Bohaterowie byli fenomenalni.  Każdy z głównych bohaterów jest inny, ale dokładnie wykreowanym. Każdy z nich ma swoje problemy, które mogą spotkać każdego z nas. Uwielbiam, kiedy w książce jakaś persona przechodzi metamorfozę w książce. Wtedy jestem bardziej zbliżona do bohatera i lepiej mi się poznaje fabułę. Muszę wam powiedzieć, że z Erin bardzo się polubiłam. Była mądra, wiedziała, że koszykówka zagwarantuje jej wyjazd z Bellmont. Właśnie takich person w dzisiejszej literaturze brakuje. A szkoda...

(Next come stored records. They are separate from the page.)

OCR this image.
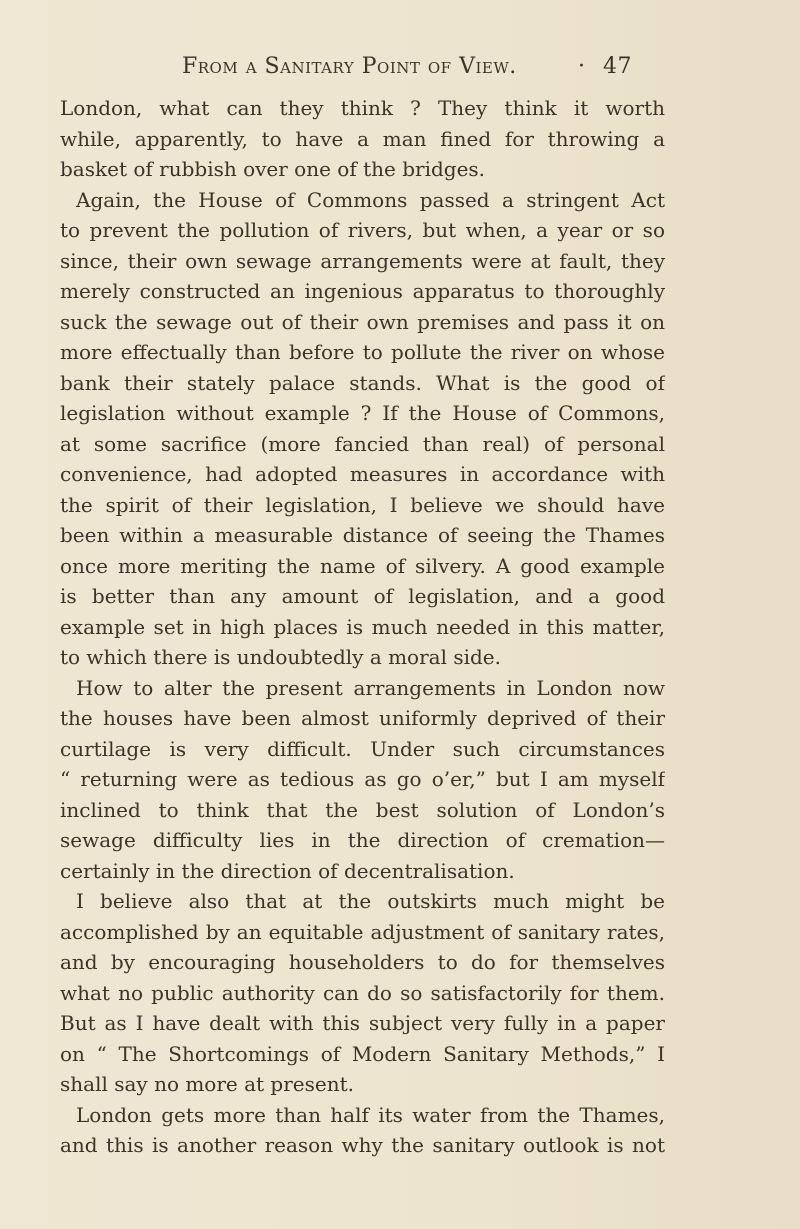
From a Sanitary Point of View.	· 47
London, what can they think ? They think it worth
while, apparently, to have a man fined for throwing a
basket of rubbish over one of the bridges.
Again, the House of Commons passed a stringent Act
to prevent the pollution of rivers, but when, a year or so
since, their own sewage arrangements were at fault, they
merely constructed an ingenious apparatus to thoroughly
suck the sewage out of their own premises and pass it on
more effectually than before to pollute the river on whose
bank their stately palace stands. What is the good of
legislation without example ? If the House of Commons,
at some sacrifice (more fancied than real) of personal
convenience, had adopted measures in accordance with
the spirit of their legislation, I believe we should have
been within a measurable distance of seeing the Thames
once more meriting the name of silvery. A good example
is better than any amount of legislation, and a good
example set in high places is much needed in this matter,
to which there is undoubtedly a moral side.
How to alter the present arrangements in London now
the houses have been almost uniformly deprived of their
curtilage is very difficult. Under such circumstances
“ returning were as tedious as go o’er,” but I am myself
inclined to think that the best solution of London’s
sewage difficulty lies in the direction of cremation—
certainly in the direction of decentralisation.
I believe also that at the outskirts much might be
accomplished by an equitable adjustment of sanitary rates,
and by encouraging householders to do for themselves
what no public authority can do so satisfactorily for them.
But as I have dealt with this subject very fully in a paper
on “ The Shortcomings of Modern Sanitary Methods,” I
shall say no more at present.
London gets more than half its water from the Thames,
and this is another reason why the sanitary outlook is not
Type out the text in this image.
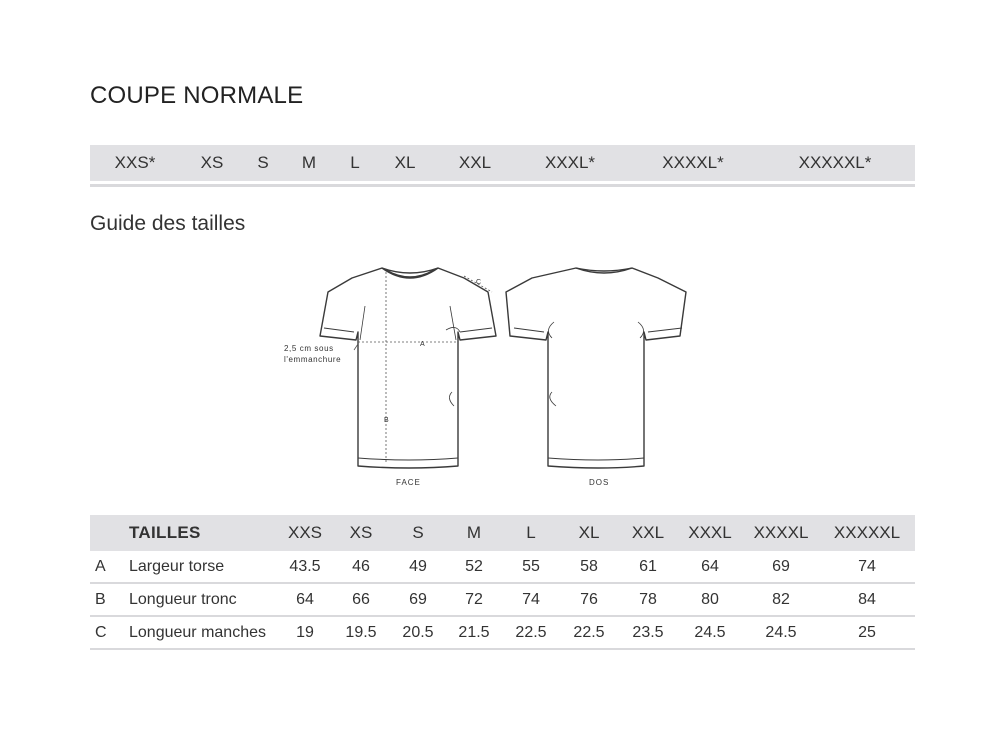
COUPE NORMALE
XXS*	XS S M L XL	XXL	XXXL*	XXXXL*	XXXXXL*
Guide des tailles
A
B
C
2,5 cm sous
l'emmanchure
FACE	DOS
TAILLES	XXS XS S	M	L	XL XXL XXXL XXXXL XXXXXL
A Largeur torse	43.5 46 49 52 55	58	61	64	69	74
B Longueur tronc	64 66 69 72 74	76	78	80	82	84
C Longueur manches 19 19.5 20.5 21.5 22.5 22.5 23.5 24.5 24.5	25
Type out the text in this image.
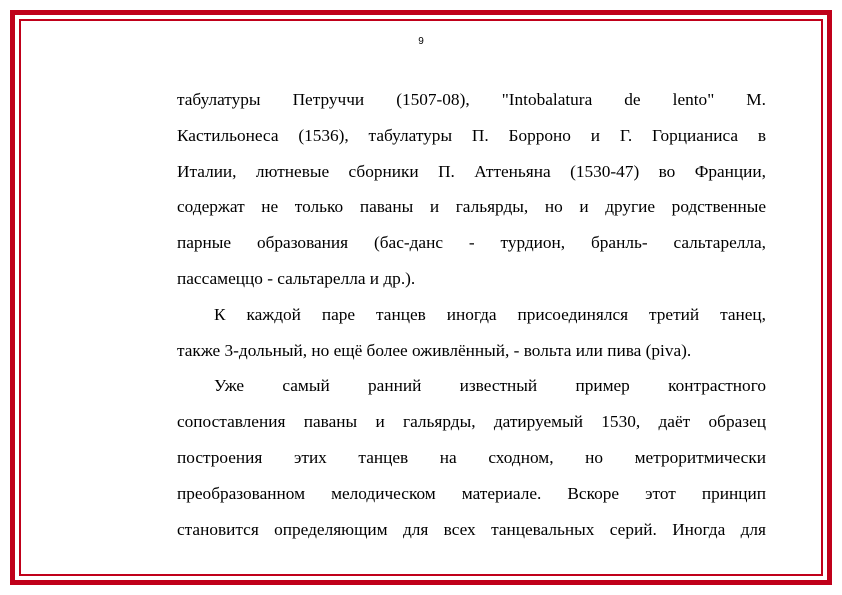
9

табулатуры Петруччи (1507-08), "Intobalatura de lento" М.
Кастильонеса (1536), табулатуры П. Борроно и Г. Горцианиса в
Италии, лютневые сборники П. Аттеньяна (1530-47) во Франции,
содержат не только паваны и гальярды, но и другие родственные
парные образования (бас-данс - турдион, бранль- сальтарелла,
пассамеццо - сальтарелла и др.).

К каждой паре танцев иногда присоединялся третий танец,
также 3-дольный, но ещё более оживлённый, - вольта или пива (piva).

Уже самый ранний известный пример контрастного
сопоставления паваны и гальярды, датируемый 1530, даёт образец
построения этих танцев на сходном, но метроритмически
преобразованном мелодическом материале. Вскоре этот принцип
становится определяющим для всех танцевальных серий. Иногда для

Podsumowanie: "Niezbędnik obserwatorów gwiazd" jest wspaniałą książką, która poruszy każdego. Jest to jedna z najlepszych książek tego roku i nie mogę się doczekać kiedy przeczytam "Wybacz mi Leonardzie", "Prawie jak gwiazda rocka" i "Poradnik pozytywnego myślenia", bo są to powieści, które muszę zdobyć i przeczytać jeszcze w tym roku. Kiedyś do niej wrócę, kiedy będę przygnębiona i wkurzona zasiądę ponownie z tą lekturą i znowu przeżyję historię Finley'a i Erin. I wiecie co? Coś czuję, że John Green ma konkurencje.  

Niezbędnik obserwatorów gwiazd, Mathew Quick, Wydawnictwo Moondrive (Otwarte), str. 320, 2013/2014.